C’est aussi leur mémoire qui oblige aujourd’hui notre parole et nos actes à la plus grande humilité, à la plus grande dignité et au plus grand respect.
Madame la Présidente,
Monsieur le Ministre,
Mesdames et messieurs les député∙e∙s,
Je voudrais vous adresser une simple question : à quel chapitre de l’histoire voulez vous appartenir ?
Car lors de son discours devant la commission des lois, le ministre Collomb enchaîné les infamies et contre-vérités pour justifier l’organisation politique de la violence qu’il appelle de ses vœux. Il nous a expliqué, dans un exercice apologétique dont la rhétorique laisse pantoise, qu’afin de ne pas voir l’extrême-droite arriver au pouvoir, il valait mieux faire le sale travail soi-même. Le mot de « submersion » a notamment été employé.
Avant-hier, le Président de la République a défendu et repris à son compte ces propos, vocalisant de nouveau son obsession dangereuse pour le “ventre des femmes africaines”.

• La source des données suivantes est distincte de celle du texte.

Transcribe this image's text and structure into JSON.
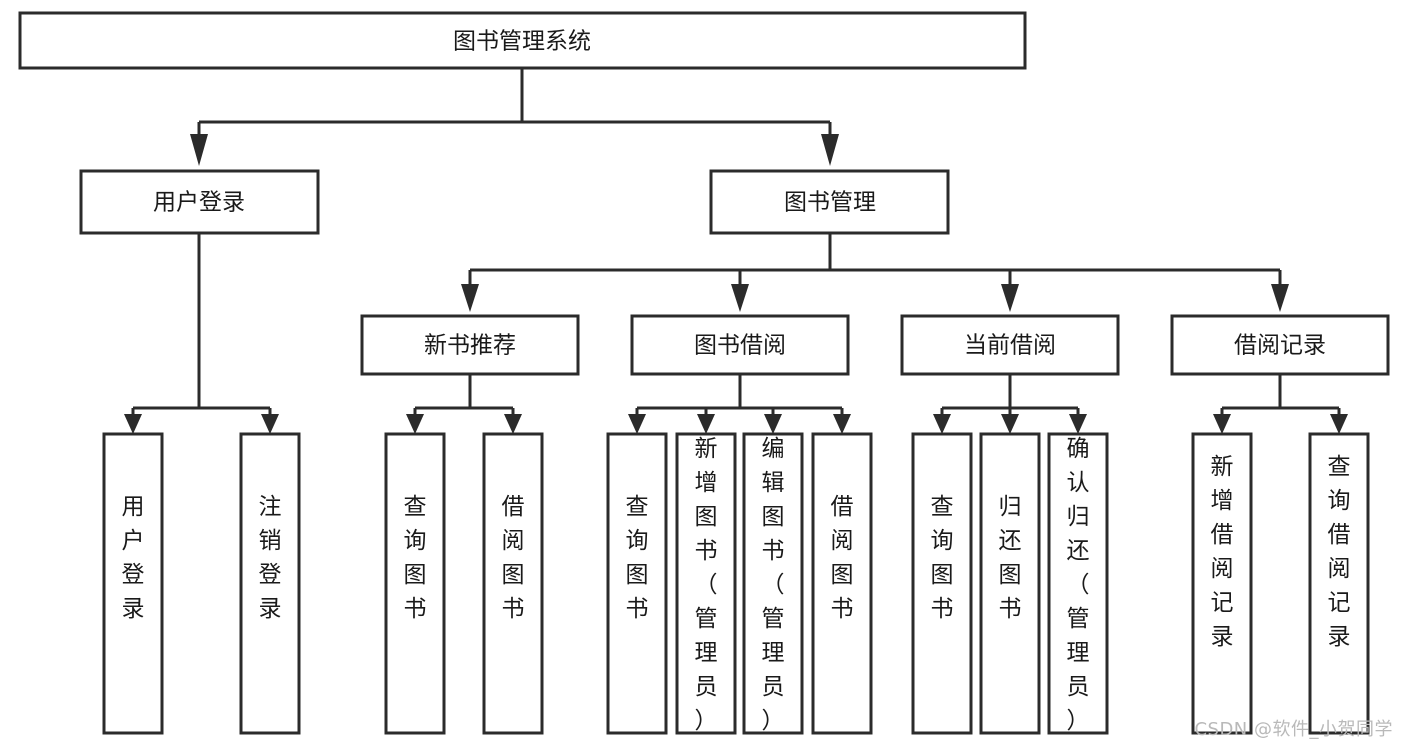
{
  "diagram": {
    "title": "图书管理系统",
    "type": "tree-hierarchy",
    "root": {
      "id": "root",
      "label": "图书管理系统"
    },
    "level2": [
      {
        "id": "user-login",
        "label": "用户登录"
      },
      {
        "id": "book-management",
        "label": "图书管理"
      }
    ],
    "level3": [
      {
        "id": "new-book-recommend",
        "label": "新书推荐",
        "parent": "book-management"
      },
      {
        "id": "book-borrow",
        "label": "图书借阅",
        "parent": "book-management"
      },
      {
        "id": "current-borrow",
        "label": "当前借阅",
        "parent": "book-management"
      },
      {
        "id": "borrow-record",
        "label": "借阅记录",
        "parent": "book-management"
      }
    ],
    "leaves": [
      {
        "id": "leaf-user-login",
        "label": "用户登录",
        "parent": "user-login"
      },
      {
        "id": "leaf-logout-login",
        "label": "注销登录",
        "parent": "user-login"
      },
      {
        "id": "leaf-query-book-1",
        "label": "查询图书",
        "parent": "new-book-recommend"
      },
      {
        "id": "leaf-borrow-book-1",
        "label": "借阅图书",
        "parent": "new-book-recommend"
      },
      {
        "id": "leaf-query-book-2",
        "label": "查询图书",
        "parent": "book-borrow"
      },
      {
        "id": "leaf-add-book",
        "label": "新增图书（管理员）",
        "parent": "book-borrow"
      },
      {
        "id": "leaf-edit-book",
        "label": "编辑图书（管理员）",
        "parent": "book-borrow"
      },
      {
        "id": "leaf-borrow-book-2",
        "label": "借阅图书",
        "parent": "book-borrow"
      },
      {
        "id": "leaf-query-book-3",
        "label": "查询图书",
        "parent": "current-borrow"
      },
      {
        "id": "leaf-return-book",
        "label": "归还图书",
        "parent": "current-borrow"
      },
      {
        "id": "leaf-confirm-return",
        "label": "确认归还（管理员）",
        "parent": "current-borrow"
      },
      {
        "id": "leaf-add-record",
        "label": "新增借阅记录",
        "parent": "borrow-record"
      },
      {
        "id": "leaf-query-record",
        "label": "查询借阅记录",
        "parent": "borrow-record"
      }
    ],
    "colors": {
      "stroke": "#2b2b2b",
      "fill": "#ffffff",
      "text": "#1a1a1a",
      "watermark": "#b9b9b9"
    }
  },
  "watermark": {
    "text": "CSDN @软件_小贺同学"
  }
}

Votre majorité a ainsi ouvert les vannes des égouts dans lesquels se sont complaisamment engouffrés les faiseurs et faiseuses de haine, comme messieurs Larrivé et Ciotti nous en ont donné le lamentable exemple hier soir.
Cette petite musique lancinante de l’invasion, de cette “vague” qui viendrait déferler sur la France, relève tout simplement, entre autres procédés nauséabonds, de la manipulation politicienne. Permettez-moi donc de rappeler ici quelques faits.

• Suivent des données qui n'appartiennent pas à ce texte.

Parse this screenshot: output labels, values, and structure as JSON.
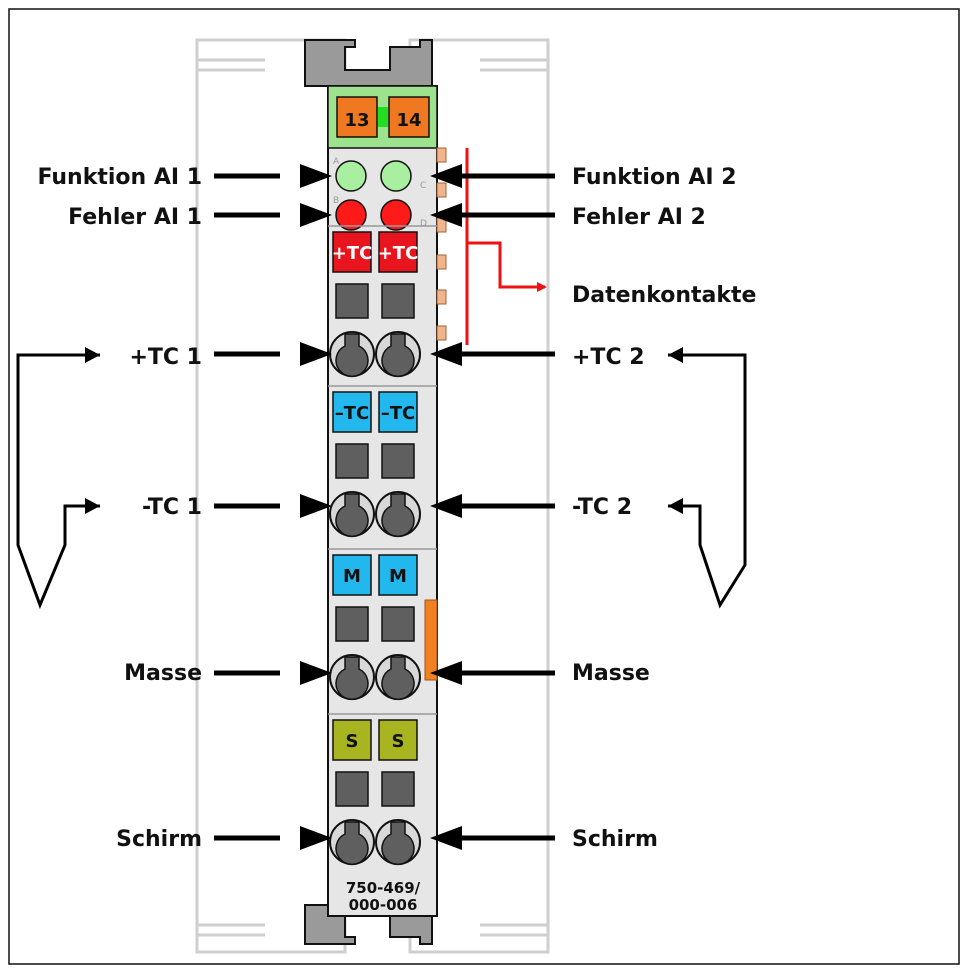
{
  "module": {
    "part_number_line1": "750-469/",
    "part_number_line2": "000-006",
    "top_terminals": [
      "13",
      "14"
    ],
    "led_letters": [
      "A",
      "B",
      "C",
      "D"
    ],
    "terminal_tags": {
      "tc_plus": "+TC",
      "tc_minus": "–TC",
      "masse": "M",
      "schirm": "S"
    }
  },
  "labels": {
    "funktion_ai1": "Funktion AI 1",
    "funktion_ai2": "Funktion AI 2",
    "fehler_ai1": "Fehler AI 1",
    "fehler_ai2": "Fehler AI 2",
    "datenkontakte": "Datenkontakte",
    "tc_plus_1": "+TC 1",
    "tc_plus_2": "+TC 2",
    "tc_minus_1": "-TC 1",
    "tc_minus_2": "-TC 2",
    "masse_left": "Masse",
    "masse_right": "Masse",
    "schirm_left": "Schirm",
    "schirm_right": "Schirm"
  },
  "colors": {
    "funktion_led": "#a8f0a0",
    "fehler_led": "#ff1a1a",
    "tc_plus_tag": "#e8141e",
    "tc_minus_tag": "#22b8ee",
    "masse_tag": "#22b8ee",
    "schirm_tag": "#a9b520",
    "top_terminal": "#f07820",
    "top_header": "#9de28c",
    "housing": "#e6e6e6",
    "data_contact_arrow": "#ee1111",
    "contact_pad": "#f2b48a"
  }
}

Premièrement, et contrairement aux idées reçues, il n’y a pas eu d’augmentation drastique des migrations mondiales au cours des dernières décennies. Elle ne représentent en moyenne qu’autour de 3 % de la population mondiale.
Deuxièmement, la majorité des migrations planétaires sont inter-régionales. Les Africains et Africaines, par exemple, pour ne citer qu’elles et eux qui semblent tant vous obséder, d’une droite à l’autre, migrent avant tout en Afrique. Les 65,6 millions de personnes déracinées à travers le monde sont d’abord accueillies dans les pays limitrophes et le grand Sud : en Éthiopie, en Ouganda, au Liban, au Pakistan, en Turquie… Seules 17% trouvent refuge en Europe.
Enfin, la migration est un fait intrinsèquement humain. Ce sont les causes des migrations forcées (politiques, économiques, climatiques) qui posent aujourd’hui problème, et non pas les personnes contraintes de quitter leurs familles, leurs pays, arrachées à toute leur vie…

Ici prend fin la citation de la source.